ロレアルが英スキンケア「メディケイト(Medik8)」の過半数株式を取得へー 科学主導のプレミアム市場に本格参入

「メディケイト(Medik8)」

LVMH傘下ブランドとの競争が激化するなか、ロレアル グループ(L’Oréal Group)がまた一つ美の方程式を強化する動きに出た。

6月9日(現地時間)、ロレアルグループは英国発のプレミアムスキンケアブランド「メディケイト(Medik8)」の過半数株式を取得する契約を締結したことを発表。これにより、メディケイトはロレアルのラグジュアリーディビジョンに正式に加わる見通しである。

科学×美容のハイブリッド型ブランド「メディケイト(Medik8)」

メディケイトは、科学者エリオット・アイザックス(Elliot Isaacs)によって創業され、「Crystal Retinal」などの高機能レチノール美容液や、「CSA哲学(ビタミンC+日焼け止め+ビタミンA)」といった明確な成分提案で知られるブランドだ。“Results without compromise(妥協なき結果)”を掲げ、専門家向けスキンケアの出自を持ちながら、現在では欧州の主要リテーラーを中心にオンラインとオフラインの両軸で展開。米国市場でもプレゼンスを拡大している。

今回の買収により、ロレアルはスキンケア部門におけるサイエンスベースの提案力をさらに強化し、既存のラグジュアリーポートフォリオを補完する狙いがある。
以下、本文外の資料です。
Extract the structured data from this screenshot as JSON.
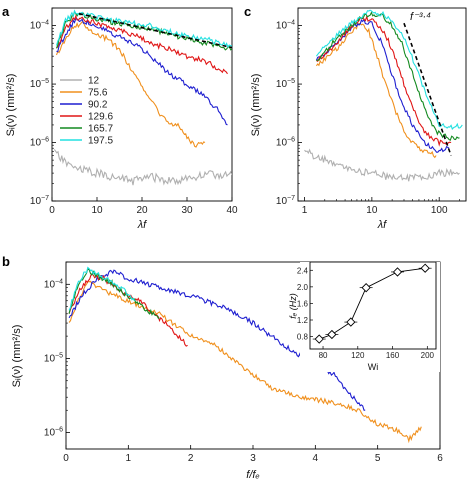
{
  "chart_data": [
    {
      "id": "a",
      "panel_label": "a",
      "type": "line",
      "xscale": "linear",
      "yscale": "log",
      "xlim": [
        0,
        40
      ],
      "ylim": [
        1e-07,
        0.0002
      ],
      "xticks": [
        "0",
        "10",
        "20",
        "30",
        "40"
      ],
      "yticks": [
        "10−7",
        "10−6",
        "10−5",
        "10−4"
      ],
      "xlabel": "λf",
      "ylabel": "Sᵢ(ν) (mm²/s)",
      "legend_position": "left-middle",
      "series": [
        {
          "name": "12",
          "color": "#b0b0b0",
          "points": [
            [
              0.5,
              7e-07
            ],
            [
              3,
              4.5e-07
            ],
            [
              6,
              3.5e-07
            ],
            [
              10,
              3e-07
            ],
            [
              14,
              2.5e-07
            ],
            [
              18,
              2.2e-07
            ],
            [
              22,
              2.6e-07
            ],
            [
              26,
              2.2e-07
            ],
            [
              30,
              2.4e-07
            ],
            [
              34,
              2.8e-07
            ],
            [
              38,
              2.8e-07
            ],
            [
              40,
              2.8e-07
            ]
          ]
        },
        {
          "name": "75.6",
          "color": "#f0901e",
          "points": [
            [
              1,
              3e-05
            ],
            [
              3,
              6e-05
            ],
            [
              5,
              0.0001
            ],
            [
              7,
              0.00011
            ],
            [
              9,
              8e-05
            ],
            [
              12,
              6e-05
            ],
            [
              15,
              4e-05
            ],
            [
              18,
              1.5e-05
            ],
            [
              21,
              7e-06
            ],
            [
              24,
              3e-06
            ],
            [
              26,
              2e-06
            ],
            [
              28,
              2e-06
            ],
            [
              30,
              1.2e-06
            ],
            [
              32,
              9e-07
            ],
            [
              34,
              1e-06
            ]
          ]
        },
        {
          "name": "90.2",
          "color": "#1f1fd0",
          "points": [
            [
              1,
              3.5e-05
            ],
            [
              3,
              7e-05
            ],
            [
              5,
              0.00012
            ],
            [
              7,
              0.00012
            ],
            [
              10,
              0.0001
            ],
            [
              14,
              7e-05
            ],
            [
              18,
              5e-05
            ],
            [
              22,
              3e-05
            ],
            [
              26,
              1.5e-05
            ],
            [
              30,
              1e-05
            ],
            [
              34,
              6e-06
            ],
            [
              37,
              3.5e-06
            ],
            [
              39,
              2e-06
            ]
          ]
        },
        {
          "name": "129.6",
          "color": "#e01616",
          "points": [
            [
              1,
              4e-05
            ],
            [
              3,
              9e-05
            ],
            [
              5,
              0.00014
            ],
            [
              7,
              0.00013
            ],
            [
              10,
              0.00011
            ],
            [
              14,
              9e-05
            ],
            [
              18,
              7e-05
            ],
            [
              22,
              5e-05
            ],
            [
              26,
              4e-05
            ],
            [
              30,
              3e-05
            ],
            [
              34,
              2.5e-05
            ],
            [
              37,
              1.8e-05
            ],
            [
              39,
              1.5e-05
            ]
          ]
        },
        {
          "name": "165.7",
          "color": "#148a20",
          "points": [
            [
              1,
              4e-05
            ],
            [
              3,
              0.00011
            ],
            [
              5,
              0.00016
            ],
            [
              7,
              0.00015
            ],
            [
              10,
              0.00013
            ],
            [
              14,
              0.00011
            ],
            [
              18,
              0.0001
            ],
            [
              22,
              9e-05
            ],
            [
              26,
              7e-05
            ],
            [
              30,
              6e-05
            ],
            [
              34,
              5e-05
            ],
            [
              37,
              4.5e-05
            ],
            [
              40,
              4e-05
            ]
          ]
        },
        {
          "name": "197.5",
          "color": "#22e0e0",
          "points": [
            [
              1,
              4.5e-05
            ],
            [
              3,
              0.00012
            ],
            [
              5,
              0.00017
            ],
            [
              7,
              0.00016
            ],
            [
              10,
              0.00014
            ],
            [
              14,
              0.00012
            ],
            [
              18,
              0.00011
            ],
            [
              22,
              0.0001
            ],
            [
              26,
              8e-05
            ],
            [
              30,
              6.5e-05
            ],
            [
              34,
              6e-05
            ],
            [
              37,
              5e-05
            ],
            [
              40,
              4.5e-05
            ]
          ]
        }
      ],
      "fit_line": {
        "style": "dashed",
        "color": "#000000",
        "points": [
          [
            6,
            0.00016
          ],
          [
            40,
            4.2e-05
          ]
        ]
      }
    },
    {
      "id": "c",
      "panel_label": "c",
      "type": "line",
      "xscale": "log",
      "yscale": "log",
      "xlim": [
        0.8,
        250
      ],
      "ylim": [
        1e-07,
        0.0002
      ],
      "xticks": [
        "1",
        "10",
        "100"
      ],
      "yticks": [
        "10−7",
        "10−6",
        "10−5",
        "10−4"
      ],
      "xlabel": "λf",
      "ylabel": "Sᵢ(ν) (mm²/s)",
      "annotation": "f⁻³·⁴",
      "series": [
        {
          "name": "12",
          "color": "#b0b0b0",
          "points": [
            [
              1,
              7e-07
            ],
            [
              2,
              5e-07
            ],
            [
              5,
              3.5e-07
            ],
            [
              10,
              3e-07
            ],
            [
              20,
              2.5e-07
            ],
            [
              50,
              2.5e-07
            ],
            [
              100,
              3e-07
            ],
            [
              200,
              3e-07
            ]
          ]
        },
        {
          "name": "75.6",
          "color": "#f0901e",
          "points": [
            [
              1.5,
              2e-05
            ],
            [
              3,
              4e-05
            ],
            [
              5,
              8e-05
            ],
            [
              7,
              0.00011
            ],
            [
              9,
              8e-05
            ],
            [
              12,
              3e-05
            ],
            [
              16,
              1e-05
            ],
            [
              20,
              5e-06
            ],
            [
              25,
              2.5e-06
            ],
            [
              30,
              1.5e-06
            ],
            [
              40,
              1e-06
            ],
            [
              60,
              7e-07
            ],
            [
              90,
              6e-07
            ]
          ]
        },
        {
          "name": "90.2",
          "color": "#1f1fd0",
          "points": [
            [
              1.5,
              2.5e-05
            ],
            [
              3,
              5e-05
            ],
            [
              5,
              9e-05
            ],
            [
              7,
              0.00012
            ],
            [
              10,
              0.00011
            ],
            [
              14,
              5e-05
            ],
            [
              18,
              2e-05
            ],
            [
              24,
              8e-06
            ],
            [
              30,
              4e-06
            ],
            [
              40,
              2e-06
            ],
            [
              60,
              1e-06
            ],
            [
              100,
              7e-07
            ],
            [
              140,
              8e-07
            ]
          ]
        },
        {
          "name": "129.6",
          "color": "#e01616",
          "points": [
            [
              1.5,
              2.5e-05
            ],
            [
              3,
              5e-05
            ],
            [
              5,
              0.0001
            ],
            [
              7,
              0.00014
            ],
            [
              11,
              0.00012
            ],
            [
              16,
              7e-05
            ],
            [
              22,
              3e-05
            ],
            [
              30,
              1e-05
            ],
            [
              40,
              4e-06
            ],
            [
              60,
              1.5e-06
            ],
            [
              100,
              1e-06
            ],
            [
              150,
              1e-06
            ]
          ]
        },
        {
          "name": "165.7",
          "color": "#148a20",
          "points": [
            [
              1.5,
              2.5e-05
            ],
            [
              3,
              6e-05
            ],
            [
              6,
              0.00012
            ],
            [
              9,
              0.00016
            ],
            [
              14,
              0.00015
            ],
            [
              20,
              0.0001
            ],
            [
              28,
              5e-05
            ],
            [
              40,
              1.5e-05
            ],
            [
              60,
              4e-06
            ],
            [
              90,
              1.5e-06
            ],
            [
              140,
              1.2e-06
            ],
            [
              200,
              1.2e-06
            ]
          ]
        },
        {
          "name": "197.5",
          "color": "#22e0e0",
          "points": [
            [
              1.5,
              3e-05
            ],
            [
              3,
              7e-05
            ],
            [
              6,
              0.00013
            ],
            [
              9,
              0.00017
            ],
            [
              14,
              0.00016
            ],
            [
              20,
              0.00012
            ],
            [
              30,
              6e-05
            ],
            [
              45,
              2e-05
            ],
            [
              70,
              5e-06
            ],
            [
              100,
              2e-06
            ],
            [
              150,
              1.8e-06
            ],
            [
              220,
              2e-06
            ]
          ]
        }
      ],
      "fit_line": {
        "style": "dashed",
        "color": "#000000",
        "points": [
          [
            30,
            0.00011
          ],
          [
            150,
            6e-07
          ]
        ]
      }
    },
    {
      "id": "b",
      "panel_label": "b",
      "type": "line",
      "xscale": "linear",
      "yscale": "log",
      "xlim": [
        0,
        6
      ],
      "ylim": [
        6e-07,
        0.0002
      ],
      "xticks": [
        "0",
        "1",
        "2",
        "3",
        "4",
        "5",
        "6"
      ],
      "yticks": [
        "10−6",
        "10−5",
        "10−4"
      ],
      "xlabel": "f/fₑ",
      "ylabel": "Sᵢ(ν) (mm²/s)",
      "series": [
        {
          "name": "75.6",
          "color": "#f0901e",
          "points": [
            [
              0.05,
              3e-05
            ],
            [
              0.2,
              6e-05
            ],
            [
              0.35,
              0.00011
            ],
            [
              0.5,
              9e-05
            ],
            [
              1,
              6e-05
            ],
            [
              1.5,
              4e-05
            ],
            [
              2,
              2e-05
            ],
            [
              2.4,
              1.5e-05
            ],
            [
              2.8,
              8e-06
            ],
            [
              3.3,
              4e-06
            ],
            [
              3.8,
              3e-06
            ],
            [
              4.3,
              2.5e-06
            ],
            [
              4.7,
              2e-06
            ],
            [
              5,
              1.3e-06
            ],
            [
              5.3,
              1.1e-06
            ],
            [
              5.5,
              8e-07
            ],
            [
              5.7,
              1.2e-06
            ]
          ]
        },
        {
          "name": "90.2",
          "color": "#1f1fd0",
          "points": [
            [
              0.05,
              3.5e-05
            ],
            [
              0.25,
              7e-05
            ],
            [
              0.5,
              0.00012
            ],
            [
              0.75,
              0.00015
            ],
            [
              1,
              0.00012
            ],
            [
              1.5,
              9e-05
            ],
            [
              2,
              7e-05
            ],
            [
              2.5,
              5e-05
            ],
            [
              3,
              3e-05
            ],
            [
              3.5,
              1.5e-05
            ],
            [
              4,
              8e-06
            ],
            [
              4.3,
              6e-06
            ],
            [
              4.6,
              3e-06
            ],
            [
              4.8,
              2e-06
            ]
          ]
        },
        {
          "name": "129.6",
          "color": "#e01616",
          "points": [
            [
              0.05,
              4e-05
            ],
            [
              0.2,
              8e-05
            ],
            [
              0.4,
              0.00013
            ],
            [
              0.6,
              0.00012
            ],
            [
              0.8,
              9e-05
            ],
            [
              1,
              7e-05
            ],
            [
              1.2,
              6e-05
            ],
            [
              1.4,
              4e-05
            ],
            [
              1.6,
              3e-05
            ],
            [
              1.8,
              2e-05
            ],
            [
              1.95,
              1.5e-05
            ]
          ]
        },
        {
          "name": "165.7",
          "color": "#148a20",
          "points": [
            [
              0.05,
              4e-05
            ],
            [
              0.2,
              0.0001
            ],
            [
              0.35,
              0.00015
            ],
            [
              0.5,
              0.00013
            ],
            [
              0.7,
              0.00011
            ],
            [
              0.9,
              8e-05
            ],
            [
              1.1,
              6e-05
            ],
            [
              1.3,
              4.5e-05
            ],
            [
              1.5,
              3.5e-05
            ]
          ]
        },
        {
          "name": "197.5",
          "color": "#22e0e0",
          "points": [
            [
              0.05,
              4.5e-05
            ],
            [
              0.2,
              0.00011
            ],
            [
              0.35,
              0.00016
            ],
            [
              0.5,
              0.00014
            ],
            [
              0.65,
              0.00012
            ],
            [
              0.8,
              0.0001
            ],
            [
              0.95,
              8e-05
            ],
            [
              1.1,
              6e-05
            ]
          ]
        }
      ]
    },
    {
      "id": "b-inset",
      "type": "scatter",
      "xscale": "linear",
      "yscale": "linear",
      "xlim": [
        65,
        210
      ],
      "ylim": [
        0.5,
        2.6
      ],
      "xticks": [
        "80",
        "120",
        "160",
        "200"
      ],
      "yticks": [
        "0.8",
        "1.2",
        "1.6",
        "2.0",
        "2.4"
      ],
      "xlabel": "Wi",
      "ylabel": "fₑ (Hz)",
      "points": [
        [
          75.6,
          0.74
        ],
        [
          90.2,
          0.85
        ],
        [
          112,
          1.15
        ],
        [
          129.6,
          1.98
        ],
        [
          165.7,
          2.36
        ],
        [
          197.5,
          2.45
        ]
      ],
      "xerr": 4
    }
  ]
}
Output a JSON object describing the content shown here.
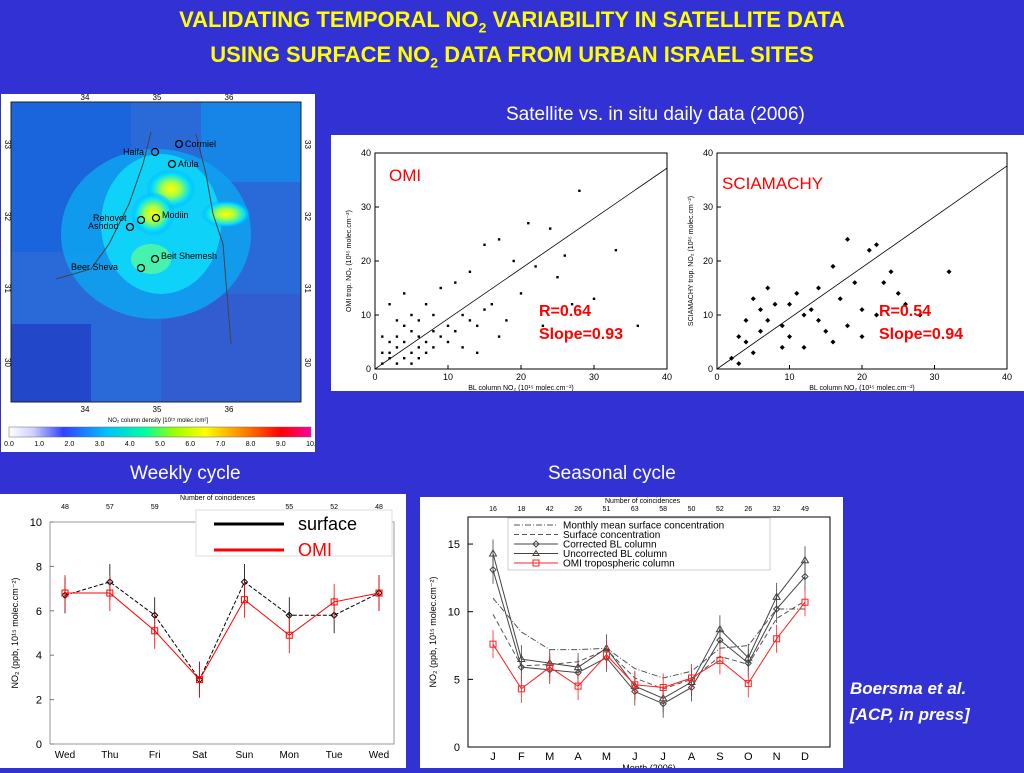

ロレアル ラグジュアリーディビジョンのプレジデント、シリル・シャピュイ(Cyril Chapuy)は、「高い効果が実証されていながら手の届く価格帯のプレミアムスキンケアとして、Medik8は当社のスキンケアポートフォリオを見事に補完してくれます。ブランドのグローバルな可能性を確信しており、世界中での存在感を築く旅路を共に歩めることを楽しみにしています」とコメント。

一方、メディケイトのCEOであるサイモン・コーブル(Simon Coble)も、「科学、イノベーション、そして何より『妥協のない効果』への強い信念という価値観を共有する企業と力を合わせられることを心から嬉しく思います。今後、革新的な製品をより多くの人々へ届けるべく、新たなフェーズに進むことに期待しています」と語った。

ロレアルは本取引の完了後、メディケイトの売上を連結計上する予定で、少数株主に対する完全買収のオプションも保持している。なお、今回の買収においては欧州の投資会社インフレクション(Inflexion)が引き続き少数株主として残るほか、創業者や既存経営陣も引き続き関与する体制を維持するという。

メディケイトは、近年のクリーンビューティやサステナブル処方の潮流の中で、成分透明性と効果性の両立を掲げる数少ないプレミアムブランドの一つとされており、今後のロレアルグループ全体のイノベーションドリブンな戦略においても重要なピースとなりそうだ。